When writing these posts, I refer to the expertise of Dr. David Cunningham from Santa Barbara. Our conversations and fact-finding missions are thoroughly enjoyable and educational. Here is the latest collection of questions from my skin care clients.
What are the most common habits people shouldn’t do to their skin?
Let your skin heal: Picking and pressing on skin blemishes and acne pustules is a habit everyone should avoid. Often, this practice further damages skin by introducing physical trauma and external bacteria. Your fingernails are dirty; they are a hotbed for bacterial and fungal growth. Transferring these organisms into open acne wounds further exacerbates the condition.
What is one simple addition or change to our daily routine to get healthier skin?
Stop over-washing: Scrubbing your skin aggressively or using abrasive tools can cause more harm than good. Your skin contains many protective layers. Scrubbing to remove these skin layers does not make your skin cleaner, rather, it can generate irritation and promote acne.
Keep skin hydrated with moisturizer: Your skin is alive. It contains pores, glands, and capillaries that function poorly when overly dry. Furthermore, dry skin often comes with flaking, itching, and irritation. Skin that is well-hydrated can resist transepidermal water loss and fine lines, making the skin appear smooth and soft.
Use stand alone sunscreen: The daily use of SPF 30+ sunscreen is essential to healthier skin. Stand alone sunscreens are ideal because they allow you to have more control over the quantity applied and degree of protection. However, mixed moisturizer-sunscreen is better than none at all.
Is there really a relationship between food and pimples?
For the most part, there is little evidence linking diet to the causation acne. Certain foods can, however, affect the risk and severity of acne. This means that foods can increase the likelihood of having a breakout or increase the intensity of a breakout in some people. A diet that is high in sugar, dairy products, and saturated fats can promote acne by affecting your hormonal levels and inflammatory response. Some individuals are more sensitive to these foods than others.
In general, poor eating habits can make your body less healthy; it is harder to fight off infections, regenerate skin, and control inflammation when you are missing key nutrients. Furthermore, the body’s reaction to certain food (milk, sugars, fats) can be seen in your skin. For more information take a look at this article.
What is seborrheic keratosis and how can I prevent it?

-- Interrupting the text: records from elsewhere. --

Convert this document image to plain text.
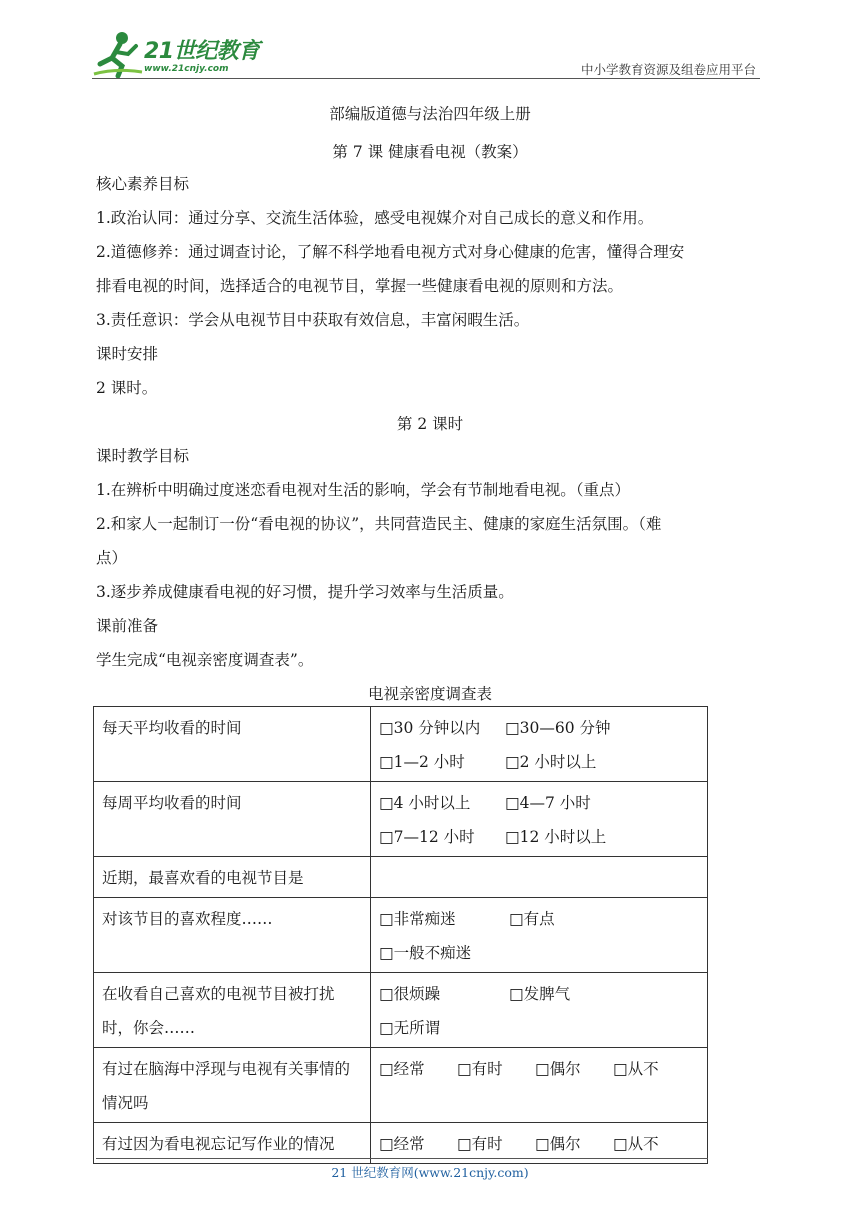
21世纪教育
www.21cnjy.com	中小学教育资源及组卷应用平台
部编版道德与法治四年级上册
第 7 课 健康看电视（教案）
核心素养目标
1.政治认同：通过分享、交流生活体验，感受电视媒介对自己成长的意义和作用。
2.道德修养：通过调查讨论，了解不科学地看电视方式对身心健康的危害，懂得合理安
排看电视的时间，选择适合的电视节目，掌握一些健康看电视的原则和方法。
3.责任意识：学会从电视节目中获取有效信息，丰富闲暇生活。
课时安排
2 课时。
第 2 课时
课时教学目标
1.在辨析中明确过度迷恋看电视对生活的影响，学会有节制地看电视。（重点）
2.和家人一起制订一份“看电视的协议”，共同营造民主、健康的家庭生活氛围。（难
点）
3.逐步养成健康看电视的好习惯，提升学习效率与生活质量。
课前准备
学生完成“电视亲密度调查表”。
电视亲密度调查表
每天平均收看的时间	□30 分钟以内 □30—60 分钟
□1—2 小时 □2 小时以上

每周平均收看的时间	□4 小时以上 □4—7 小时
□7—12 小时 □12 小时以上

近期，最喜欢看的电视节目是	

对该节目的喜欢程度……	□非常痴迷 □有点
□一般不痴迷

在收看自己喜欢的电视节目被打扰时，你会……	□很烦躁 □发脾气
□无所谓

有过在脑海中浮现与电视有关事情的情况吗	□经常 □有时 □偶尔 □从不

有过因为看电视忘记写作业的情况	□经常 □有时 □偶尔 □从不
21 世纪教育网(www.21cnjy.com)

Seborrheic keratosis is a benign (non-carcinogenic) skin growth, that appears as a tan to black waxy bump, similar to a wart. It differs from other growth in that it only involves the top layer of skin (epidermis), giving it a “pasted-on” appearance. This condition is highly prevalent; it typically begins in middle-age and is found on most people over age 50. While the specific cause is unknown, these growths can be removed by freezing with liquid nitrogen, laser therapy, or scraping. Because they are associated with age and genetics, it is not possible to completely prevent seborrheic keratosis growths. However, regular exfoliation and the use of lotions containing glycolic acid, beta hydroxy, or lactic acid can help to thin their appearance by preventing the buildup of dead skin cells.
What is the easiest, non-laser scar removal treatment?
The first step is prevention; keeping wounds clean helps to speed up the healing process and prevent scar formation. Keloid scars occur when excess fibrous tissue accumulates over a wound site, while pitted scars are caused by deep cystic acne.
Medical non-laser options include dermabrasion, steroid injections, collagen injections, punch grafts, surgical scar revisions, and fat transfer procedures. The type of treatment your dermatologist will recommend depends on the type of scar. When used correctly, tretinoin can help reduce the appearance of acne scars by promoting collagen growth and skin-cell turnover.
An alternative approach to medical options would be lactic acid, which is derived from milk and is also naturally occurring in your body. It causes gentle exfoliation of the top layer of the skin. You may seek a professional peel or find serums and masks containing lactic acid. Another option includes a shea butter-based soothing balm that creates an occlusive seal to keep the area moist, prevent accumulation of dead skin.
Big thanks to Dr. Cunningham for taking the time to answer these questions!